The historical population is given in the following chart:

==Politics==
In the 2007 federal election the most popular party was the SPS which received 70.06% of the vote. The next three most popular parties were the CVP (15.54%), the SVP (6.75%) and the FDP (5.37%). In the federal election, a total of 617 votes were cast, and the voter turnout was 62.9%.

==Economy==
As of In 2010 2010, Fontenais had an unemployment rate of 4.9%. As of 2008, there were 43 people employed in the primary economic sector and about 15 businesses involved in this sector. 39 people were employed in the secondary sector and there were 13 businesses in this sector. 74 people were employed in the tertiary sector, with 19 businesses in this sector. There were 593 residents of the municipality who were employed in some capacity, of which females made up 44.7% of the workforce.
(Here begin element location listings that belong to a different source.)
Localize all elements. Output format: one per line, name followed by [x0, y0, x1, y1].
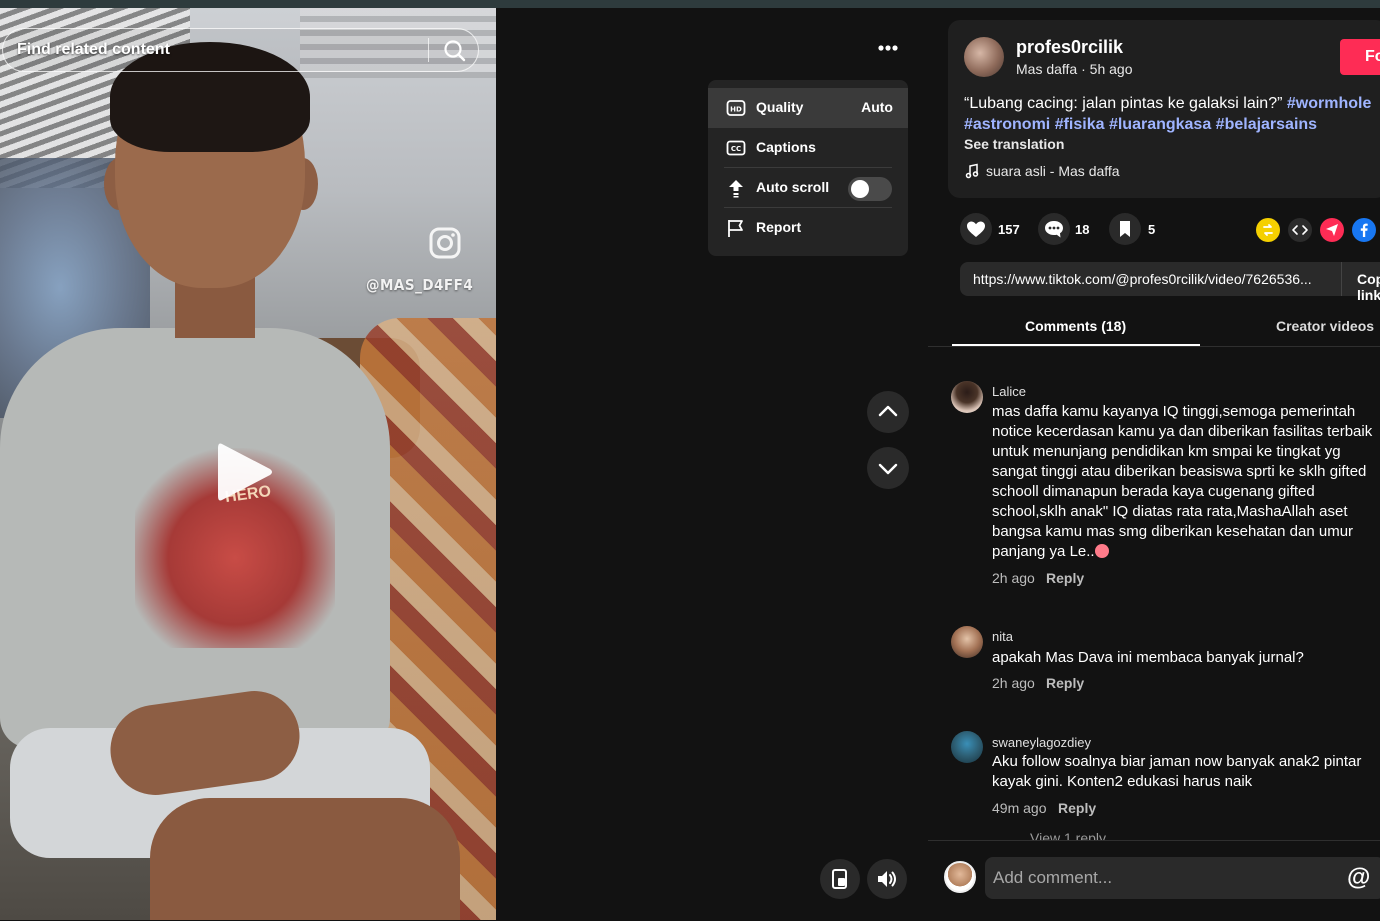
comment-text: Aku follow soalnya biar jaman now banyak…: [992, 752, 1380, 792]
related-content-search[interactable]: Find related content: [2, 28, 479, 72]
volume-icon: [878, 871, 896, 887]
captions-icon: CC: [726, 138, 746, 158]
menu-label-quality: Quality: [756, 99, 804, 115]
comment-line: kayak gini. Konten2 edukasi harus naik: [992, 773, 1253, 790]
search-placeholder: Find related content: [17, 41, 170, 58]
comment-time: 2h ago: [992, 675, 1035, 691]
comment-text: apakah Mas Dava ini membaca banyak jurna…: [992, 648, 1380, 668]
comment-count: 18: [1075, 222, 1090, 237]
caption-text: “Lubang cacing: jalan pintas ke galaksi …: [964, 95, 1287, 112]
comment-username[interactable]: Lalice: [992, 384, 1026, 399]
comment-line: untuk menunjang pendidikan km smpai ke t…: [992, 443, 1341, 460]
avatar[interactable]: [951, 381, 983, 413]
comment-line: panjang ya Le..: [992, 543, 1095, 560]
menu-label-auto-scroll: Auto scroll: [756, 179, 830, 195]
view-replies-link[interactable]: View 1 reply: [1030, 830, 1106, 840]
creator-avatar[interactable]: [964, 37, 1004, 77]
svg-text:CC: CC: [731, 145, 741, 153]
menu-item-quality[interactable]: HD Quality Auto: [708, 88, 908, 128]
toggle-knob: [851, 180, 869, 198]
comment-line: school,sklh anak" IQ diatas rata rata,Ma…: [992, 503, 1348, 520]
comment-time: 49m ago: [992, 800, 1047, 816]
like-count: 157: [998, 222, 1020, 237]
mini-player-icon: [832, 869, 847, 889]
avatar[interactable]: [951, 731, 983, 763]
add-comment-input[interactable]: [985, 857, 1380, 899]
facebook-icon[interactable]: [1352, 218, 1376, 242]
post-caption: “Lubang cacing: jalan pintas ke galaksi …: [964, 93, 1380, 135]
comment-time: 2h ago: [992, 570, 1035, 586]
menu-item-auto-scroll[interactable]: Auto scroll: [708, 168, 908, 208]
auto-scroll-toggle[interactable]: [848, 177, 892, 201]
comment-button[interactable]: [1038, 213, 1070, 245]
comment-line: Aku follow soalnya biar jaman now banyak…: [992, 753, 1362, 770]
svg-text:HD: HD: [730, 106, 742, 114]
avatar[interactable]: [951, 626, 983, 658]
chevron-up-icon: [878, 405, 898, 417]
comment-text: mas daffa kamu kayanya IQ tinggi,semoga …: [992, 402, 1380, 562]
menu-label-captions: Captions: [756, 139, 816, 155]
tabs-divider: [928, 346, 1380, 347]
save-button[interactable]: [1109, 213, 1141, 245]
options-menu: HD Quality Auto CC Captions Auto scroll …: [708, 80, 908, 256]
repost-icon[interactable]: [1256, 218, 1280, 242]
follow-button[interactable]: Follow: [1340, 39, 1380, 75]
reply-button[interactable]: Reply: [1058, 800, 1096, 816]
kid-leg: [150, 798, 460, 920]
tab-creator-videos[interactable]: Creator videos: [1276, 318, 1374, 334]
mention-icon[interactable]: @: [1347, 864, 1370, 892]
volume-button[interactable]: [867, 859, 907, 899]
auto-scroll-icon: [726, 178, 746, 198]
menu-item-report[interactable]: Report: [708, 208, 908, 248]
reply-button[interactable]: Reply: [1046, 570, 1084, 586]
hd-icon: HD: [726, 98, 746, 118]
save-count: 5: [1148, 222, 1156, 237]
current-user-avatar: [944, 861, 976, 893]
creator-username[interactable]: profes0rcilik: [1016, 37, 1123, 58]
floating-player-button[interactable]: [820, 859, 860, 899]
comment-line: notice kecerdasan kamu ya dan diberikan …: [992, 423, 1373, 440]
send-to-friends-icon[interactable]: [1320, 218, 1344, 242]
comment-username[interactable]: swaneylagozdiey: [992, 735, 1091, 750]
music-link[interactable]: suara asli - Mas daffa: [964, 163, 1120, 179]
comment-line: bangsa kamu mas smg diberikan kesehatan …: [992, 523, 1354, 540]
caption-hashtags-1[interactable]: #wormhole: [1287, 95, 1371, 112]
tab-comments[interactable]: Comments (18): [1025, 318, 1126, 334]
chevron-down-icon: [878, 463, 898, 475]
video-player[interactable]: HERO Find related content @MAS_D4FF4: [0, 8, 496, 920]
menu-item-captions[interactable]: CC Captions: [708, 128, 908, 168]
watermark-handle: @MAS_D4FF4: [366, 276, 474, 294]
embed-icon[interactable]: [1288, 218, 1312, 242]
see-translation-link[interactable]: See translation: [964, 136, 1064, 152]
more-options-button[interactable]: [868, 28, 908, 68]
comment-line: sangat tinggi atau diberikan beasiswa sp…: [992, 463, 1367, 480]
bookmark-icon: [1120, 221, 1130, 237]
instagram-icon: [428, 226, 462, 260]
video-link-text[interactable]: https://www.tiktok.com/@profes0rcilik/vi…: [973, 271, 1335, 287]
previous-video-button[interactable]: [867, 391, 909, 433]
like-button[interactable]: [960, 213, 992, 245]
search-icon[interactable]: [441, 37, 469, 65]
emoji-icon: [1094, 544, 1109, 558]
copy-link-label: Copy link: [1357, 271, 1380, 303]
reply-button[interactable]: Reply: [1046, 675, 1084, 691]
heart-icon: [967, 221, 985, 237]
play-icon[interactable]: [216, 440, 274, 504]
menu-value-quality: Auto: [861, 99, 893, 115]
comment-username[interactable]: nita: [992, 629, 1013, 644]
comment-line: apakah Mas Dava ini membaca banyak jurna…: [992, 649, 1304, 666]
next-video-button[interactable]: [867, 447, 909, 489]
music-title: suara asli - Mas daffa: [986, 163, 1120, 179]
caption-hashtags-2[interactable]: #astronomi #fisika #luarangkasa #belajar…: [964, 116, 1317, 133]
comment-line: mas daffa kamu kayanya IQ tinggi,semoga …: [992, 403, 1356, 420]
comment-line: schooll dimanapun berada kaya cugenang g…: [992, 483, 1315, 500]
music-note-icon: [964, 163, 980, 179]
search-divider: [428, 38, 429, 62]
flag-icon: [726, 218, 746, 238]
comment-bubble-icon: [1045, 221, 1063, 238]
creator-subline: Mas daffa · 5h ago: [1016, 61, 1133, 77]
menu-label-report: Report: [756, 219, 802, 235]
window-top-bar: [0, 0, 1380, 8]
In 2008 the total number of full-time equivalent jobs was 124. The number of jobs in the primary sector was 32, of which 31 were in agriculture and 1 was in forestry or lumber production. The number of jobs in the secondary sector was 36 of which 22 or (61.1%) were in manufacturing and 14 (38.9%) were in construction. The number of jobs in the tertiary sector was 56. In the tertiary sector; 18 or 32.1% were in wholesale or retail sales or the repair of motor vehicles, 6 or 10.7% were in the movement and storage of goods, 3 or 5.4% were in a hotel or restaurant, 4 or 7.1% were the insurance or financial industry, 2 or 3.6% were technical professionals or scientists, 8 or 14.3% were in education and 3 or 5.4% were in health care.

In 2000, there were 58 workers who commuted into the municipality and 454 workers who commuted away. The municipality is a net exporter of workers, with about 7.8 workers leaving the municipality for every one entering. About 22.4% of the workforce coming into Fontenais are coming from outside Switzerland. Of the working population, 6.2% used public transportation to get to work, and 73.4% used a private car.

==Religion==
From the 2000 census, 904 or 72.4% were Roman Catholic, while 145 or 11.6% belonged to the Swiss Reformed Church. Of the rest of the population, there was 1 member of an Orthodox church, and there were 79 individuals (or about 6.33% of the population) who belonged to another Christian church. There were 15 (or about 1.20% of the population) who were Islamic. There were 1 individual who belonged to another church. 85 (or about 6.81% of the population) belonged to no church, are agnostic or atheist, and 58 individuals (or about 4.64% of the population) did not answer the question.

==Education==
In Fontenais about 391 or (31.3%) of the population have completed non-mandatory upper secondary education, and 107 or (8.6%) have completed additional higher education (either university or a Fachhochschule). Of the 107 who completed tertiary schooling, 63.6% were Swiss men, 29.0% were Swiss women, 4.7% were non-Swiss men.

The Canton of Jura school system provides two years of non-obligatory Kindergarten, followed by six years of Primary school. This is followed by three years of obligatory lower Secondary school where the students are separated according to ability and aptitude. Following the lower Secondary students may attend a three or four-year optional upper Secondary school followed by some form of Tertiary school or they may enter an apprenticeship.

During the 2009-10 school year, there were a total of 104 students attending 6 classes in Fontenais. There was one kindergarten class with a total of 21 students in the municipality. The municipality had 5 primary classes and 83 students. There are only nine Secondary schools in the canton, so all the students from Fontenais attend their secondary school in another municipality.

As of 2000, there were 3 students in Fontenais who came from another municipality, while 95 residents attended schools outside the municipality.